As palavras de Esposito acenderam uma lâmpada de dúvida na cabeça de Castle.

- Coisas assim é mais fácil manter em uma caixa. Mas este caso pode ter aberto a caixa.

- O que posso fazer?

- Prender o atirador.

- Ele está certo. É o melhor para todos, incluindo a Beckett. Enquanto isso, dê espaço e não tome como pessoal.

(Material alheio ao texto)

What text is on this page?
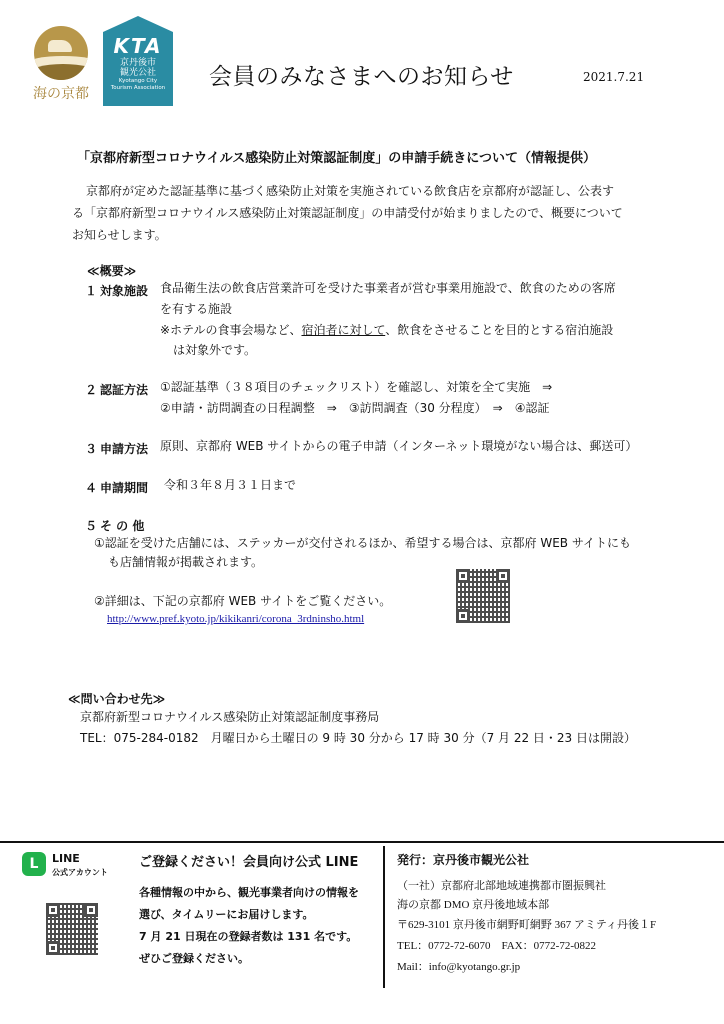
海の京都
KTA
京丹後市
観光公社
Kyotango City
Tourism Association	会員のみなさまへのお知らせ	2021.7.21
「京都府新型コロナウイルス感染防止対策認証制度」の申請手続きについて（情報提供）
京都府が定めた認証基準に基づく感染防止対策を実施されている飲食店を京都府が認証し、公表す
る「京都府新型コロナウイルス感染防止対策認証制度」の申請受付が始まりましたので、概要について
お知らせします。
≪概要≫
１ 対象施設 食品衛生法の飲食店営業許可を受けた事業者が営む事業用施設で、飲食のための客席
を有する施設
※ホテルの食事会場など、宿泊者に対して、飲食をさせることを目的とする宿泊施設
は対象外です。
２ 認証方法 ①認証基準（３８項目のチェックリスト）を確認し、対策を全て実施　⇒
②申請・訪問調査の日程調整　⇒　③訪問調査（30 分程度）　⇒　④認証
３ 申請方法 原則、京都府 WEB サイトからの電子申請（インターネット環境がない場合は、郵送可）
４ 申請期間 令和３年８月３１日まで
５ そ の 他
①認証を受けた店舗には、ステッカーが交付されるほか、希望する場合は、京都府 WEB サイトにも
も店舗情報が掲載されます。
②詳細は、下記の京都府 WEB サイトをご覧ください。
http://www.pref.kyoto.jp/kikikanri/corona_3rdninsho.html
≪問い合わせ先≫
京都府新型コロナウイルス感染防止対策認証制度事務局
TEL：075-284-0182　月曜日から土曜日の 9 時 30 分から 17 時 30 分（7 月 22 日・23 日は開設）
L	LINE
公式アカウント
ご登録ください！会員向け公式 LINE
各種情報の中から、観光事業者向けの情報を
選び、タイムリーにお届けします。
7 月 21 日現在の登録者数は 131 名です。
ぜひご登録ください。
発行：京丹後市観光公社
（一社）京都府北部地域連携都市圏振興社
海の京都 DMO 京丹後地域本部
〒629-3101 京丹後市網野町網野 367 アミティ丹後１F
TEL：0772-72-6070　FAX：0772-72-0822
Mail：info@kyotango.gr.jp
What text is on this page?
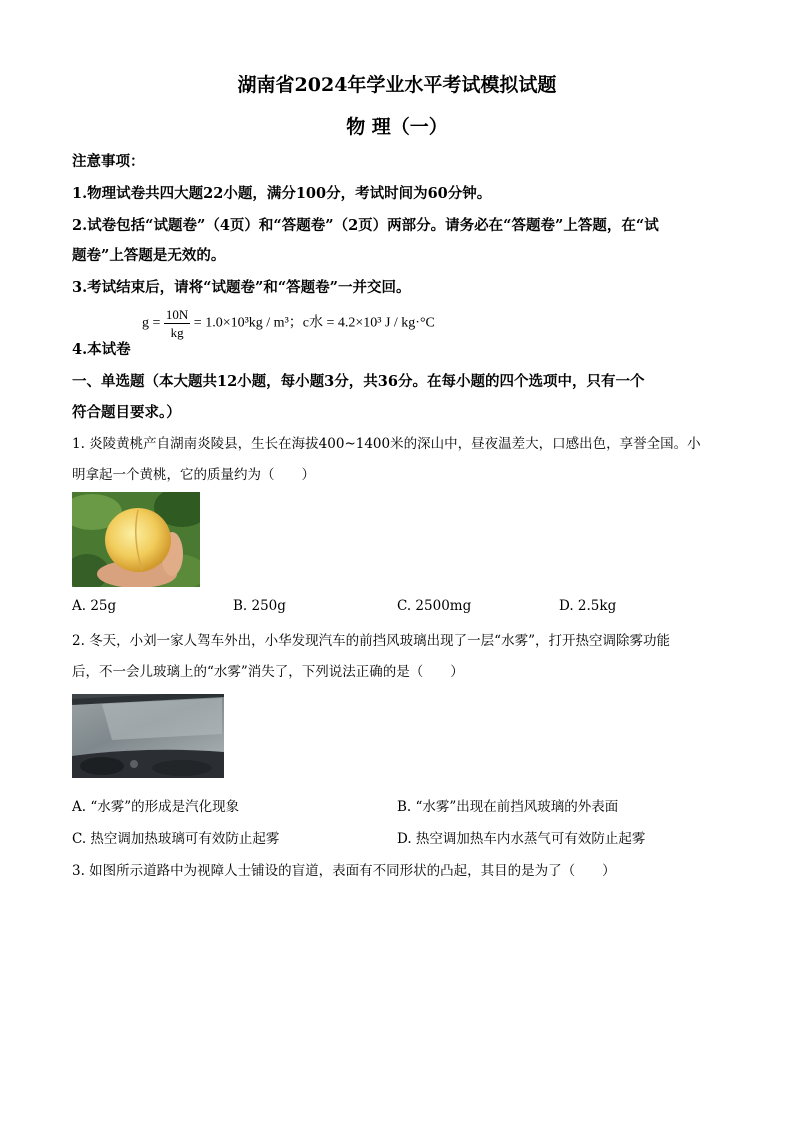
湖南省2024年学业水平考试模拟试题
物 理（一）
注意事项：
1.物理试卷共四大题22小题，满分100分，考试时间为60分钟。
2.试卷包括“试题卷”（4页）和“答题卷”（2页）两部分。请务必在“答题卷”上答题，在“试
题卷”上答题是无效的。
3.考试结束后，请将“试题卷”和“答题卷”一并交回。
$g = \frac{10N}{kg} = 1.0\times 10^3kg / m^3$；c水 = 4.2×10³ J / kg·°C
4.本试卷
一、单选题（本大题共12小题，每小题3分，共36分。在每小题的四个选项中，只有一个
符合题目要求。）
1. 炎陵黄桃产自湖南炎陵县，生长在海拔400~1400米的深山中，昼夜温差大，口感出色，享誉全国。小
明拿起一个黄桃，它的质量约为（　　）
A. 25g	B. 250g	C. 2500mg	D. 2.5kg
2. 冬天，小刘一家人驾车外出，小华发现汽车的前挡风玻璃出现了一层“水雾”，打开热空调除雾功能
后，不一会儿玻璃上的“水雾”消失了，下列说法正确的是（　　）
A. “水雾”的形成是汽化现象	B. “水雾”出现在前挡风玻璃的外表面
C. 热空调加热玻璃可有效防止起雾	D. 热空调加热车内水蒸气可有效防止起雾
3. 如图所示道路中为视障人士铺设的盲道，表面有不同形状的凸起，其目的是为了（　　）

Esposito recebeu a confirmação do local de onde o tiro fora disparado. Castle foi com ele até lá. Eles encontraram uma boneca de papel e a cápsula da arma. Enquanto isso, Beckett estava no elevador. Tentava se acalmar mas a respiração a traía. Ofegante. As mãos tremiam. O elevador soou e assim que saiu trombou com policiais apressados. O barulho dominava seus ouvidos, ela andava meio sem direção. Esbarrou em outra policial que passava correndo. A vista turva até ela ouvir ao longe Esposito e Castle a chamando. Eles explicaram o que acharam e tinham um nome. Ford. Kate mal registrava o que Esposito falava. Quando ele a chamou para ir buscar o cara, Beckett congelou. Castle percebendo o medo que a paralisara, saiu com a desculpa de ficarem e se prepararem para o interrogatório.


Na sala de interrogatório, algo além do talento de policial guiava Beckett.

- Nossos policiais encontraram um arsenal no seu estande, Sr. Ford.

-Da última vez que chequei, tinha o direito de ter armas.

- É, deveria saber que a balística está testando seus rifles.

-Vá em frente. Não atirei em ninguém.

Isso não é, exatamente, a verdade, é? De acordo com seu histórico militar, matou 92 confirmadamente.

-E?

- Está tentando arredondar para 100? Como é olhar pela mira, fingir que é Deus?

A raiva tomava conta dela.

- Como se sente quando puxa o gatilho e destrói a vida de alguém?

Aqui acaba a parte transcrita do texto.